La Main ouverte
Zoé Valdés
Traduit de l'espagnol (Cuba) par Albert Bensoussan


• OMD 1 •
PAUVRETÉ ET FAIM
005
ZOÉ VALDÉS
Poète, romancière et scénariste, Zoé Valdés est née en 1959 à Cuba. Elle a grandi dans un quartier pauvre de la capitale cubaine, à laquelle elle a rendu un hommage vibrant dans La Douleur du dollar.
Après des études de philologie à l’université de La Havane, elle travaille à la délégation cubaine de l’UNESCO et à l’office culturel de Cuba à Paris, puis codirige la revue Cine cubano.

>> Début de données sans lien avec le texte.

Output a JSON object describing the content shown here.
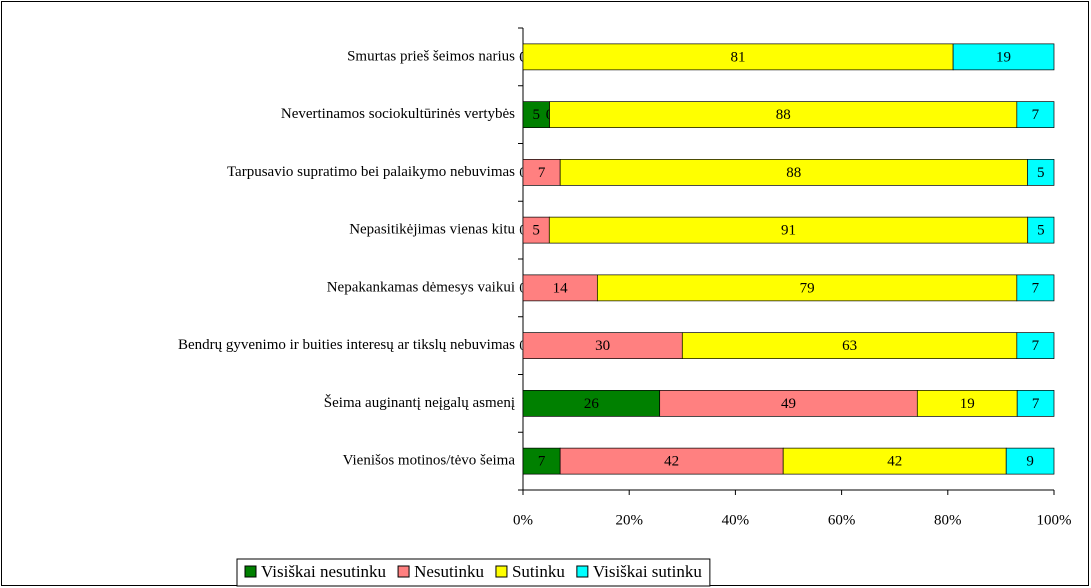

En 1995, après la publication en France de son roman Le Néant quotidien (Actes Sud), elle est contrainte à l’exil.
Interdite de séjour à Cuba, elle choisit la France et vit à Paris. Chevalier des Arts et des Lettres, elle a reçu les plus importantes distinctions littéraires en Espagne. Tous ses romans – Miracle à Miami, L'Éternité de l’instant (Gallimard)… – sont traduits dans de nombreux pays.
JE SUIS ARRIVÉE à Haïti dans la nuit. L'aéroport était congestionné par les gens qui rentraient au pays ou en sortaient. Les écrans de télévision montraient des images du groupe de rap Barikade. La nuit précédente, les quatre membres de ce groupe étaient morts dans un accident de voiture. La foule ne détachait pas les yeux des écrans, regards noyés de larmes, visages graves. « Terrible, c’est terrible ! Ils étaient si jeunes, ils avaient tellement de talent», m’expliqua la jeune fille venue m’attendre de la part d’une amie. « C'est injuste. »
Les porteurs ont couru vers moi pour prendre mes valises ; j’ai refusé aimablement leur aide, mais c’était inutile, l’un d’eux m’a arraché de la main mon bagage, et ensuite il m’a demandé de l’argent: quatre euros ne lui ont pas paru assez.
« Va, laisse tomber, c'est plus que suffisant ! » lui a lancé le chauffeur du taxi et, avec à mes côtés Julie (ainsi se nommait la fille venue m’accueillir), il a démarré en traînant presque l’autre qui ne voulait pas retirer sa main de la vitre. Je me suis sentie très mal à cause de ce spectacle, mais il ne me restait que quatre euros dans mon porte-monnaie.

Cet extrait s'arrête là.